No estaba segura de si nada de aquello era comprensible. La información era la correcta, pero tenía la impresión de haberla expuesto mal.
El hombre gordo y con barba la miraba con ojos como platos, como si le estuviera parloteando en un idioma extranjero. En tagalo, quizá, o en klingon. Aunque luego resultaría que, de haberle hablado en klingon, Louis Carmody probablemente la habría entendido.
—¡Fuego! —gritó Vic—. ¡Fuego!
Y señaló con un dedo hacia el camino de tierra.
Desde la autopista no podía ver la casa y la fina columna de humo que subía desde los árboles podía haber sido de una chimenea o de alguien quemando hojas en un jardín. Pero aquellas palabras bastaron para sacar al hombre de su trance y espabilarlo.
—¡Agárrate, tía! —gritó con la voz quebrándosele en un gallo, y aceleró tanto la moto que Vic pensó que iba a hacer un caballito.
El estómago se le fue a los pies y apretó los brazos alrededor de la tripa del hombre de manera que las puntas de los dedos casi, solo casi, se tocaban. Pensó que se iban a caer; la moto bailó peligrosamente, la rueda delantera cabeceando hacia un lado y la trasera a otro.

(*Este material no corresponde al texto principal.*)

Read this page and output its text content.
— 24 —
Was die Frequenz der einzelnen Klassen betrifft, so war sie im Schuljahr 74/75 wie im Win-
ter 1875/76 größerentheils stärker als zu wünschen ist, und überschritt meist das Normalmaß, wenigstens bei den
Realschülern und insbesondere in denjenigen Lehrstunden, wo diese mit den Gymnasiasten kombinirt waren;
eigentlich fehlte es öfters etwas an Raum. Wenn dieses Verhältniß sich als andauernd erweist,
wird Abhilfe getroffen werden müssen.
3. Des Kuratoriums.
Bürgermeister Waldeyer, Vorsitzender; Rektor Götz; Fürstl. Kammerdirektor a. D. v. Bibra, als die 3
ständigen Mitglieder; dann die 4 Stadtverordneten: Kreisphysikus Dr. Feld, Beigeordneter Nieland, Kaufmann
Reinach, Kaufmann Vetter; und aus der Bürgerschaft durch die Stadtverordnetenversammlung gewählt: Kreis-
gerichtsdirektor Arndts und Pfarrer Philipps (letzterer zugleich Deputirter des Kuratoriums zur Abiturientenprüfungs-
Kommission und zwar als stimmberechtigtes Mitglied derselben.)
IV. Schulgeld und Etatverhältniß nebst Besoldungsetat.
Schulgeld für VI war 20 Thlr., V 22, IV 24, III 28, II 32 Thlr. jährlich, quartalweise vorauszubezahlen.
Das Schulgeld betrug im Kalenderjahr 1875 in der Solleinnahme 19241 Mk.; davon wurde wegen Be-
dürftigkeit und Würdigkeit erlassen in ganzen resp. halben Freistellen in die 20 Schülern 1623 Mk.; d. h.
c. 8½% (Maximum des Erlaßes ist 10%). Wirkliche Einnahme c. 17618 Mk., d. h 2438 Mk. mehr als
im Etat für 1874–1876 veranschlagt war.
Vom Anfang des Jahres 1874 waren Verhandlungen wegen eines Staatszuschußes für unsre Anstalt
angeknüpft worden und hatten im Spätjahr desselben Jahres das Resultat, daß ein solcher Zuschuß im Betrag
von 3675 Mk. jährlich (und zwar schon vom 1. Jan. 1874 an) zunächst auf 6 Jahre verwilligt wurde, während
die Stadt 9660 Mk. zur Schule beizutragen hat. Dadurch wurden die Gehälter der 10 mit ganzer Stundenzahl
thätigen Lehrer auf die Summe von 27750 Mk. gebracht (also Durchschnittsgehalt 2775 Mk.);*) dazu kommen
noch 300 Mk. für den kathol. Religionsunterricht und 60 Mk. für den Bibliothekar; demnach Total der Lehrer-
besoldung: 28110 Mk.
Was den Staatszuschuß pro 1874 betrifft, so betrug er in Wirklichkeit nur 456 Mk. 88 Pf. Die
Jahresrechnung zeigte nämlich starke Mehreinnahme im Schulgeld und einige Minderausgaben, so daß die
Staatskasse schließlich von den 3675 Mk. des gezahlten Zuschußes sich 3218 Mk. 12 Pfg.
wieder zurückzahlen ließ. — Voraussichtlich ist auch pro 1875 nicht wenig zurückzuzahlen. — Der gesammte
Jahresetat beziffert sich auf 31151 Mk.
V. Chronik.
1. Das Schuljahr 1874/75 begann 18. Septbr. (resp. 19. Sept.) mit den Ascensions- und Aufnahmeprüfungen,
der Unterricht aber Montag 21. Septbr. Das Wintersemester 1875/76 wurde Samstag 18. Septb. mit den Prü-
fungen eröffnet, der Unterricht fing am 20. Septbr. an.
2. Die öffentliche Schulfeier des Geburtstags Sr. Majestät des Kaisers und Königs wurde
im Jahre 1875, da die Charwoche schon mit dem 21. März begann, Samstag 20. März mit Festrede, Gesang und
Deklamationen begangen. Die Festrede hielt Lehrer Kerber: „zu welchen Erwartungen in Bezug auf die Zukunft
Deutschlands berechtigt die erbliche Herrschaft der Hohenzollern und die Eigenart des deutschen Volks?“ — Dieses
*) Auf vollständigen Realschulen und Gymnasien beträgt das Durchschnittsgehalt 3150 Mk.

Pero el chico consiguió enderezarla y la línea blanca del centro de la carretera empezó a parpadear como en una ráfaga de ametralladora, lo mismo que los pinos que la flanqueaban.
Vic no se atrevía a mirar atrás. Esperaba ver el viejo coche negro salir desde el camino de tierra, pero la autopista estaba vacía. Volvió la cabeza y la apretó contra la espalda del chico gordo mientras dejaban atrás la casa del viejo en dirección a las colinas azules. Se alejaron y estaban a salvo y todo había terminado.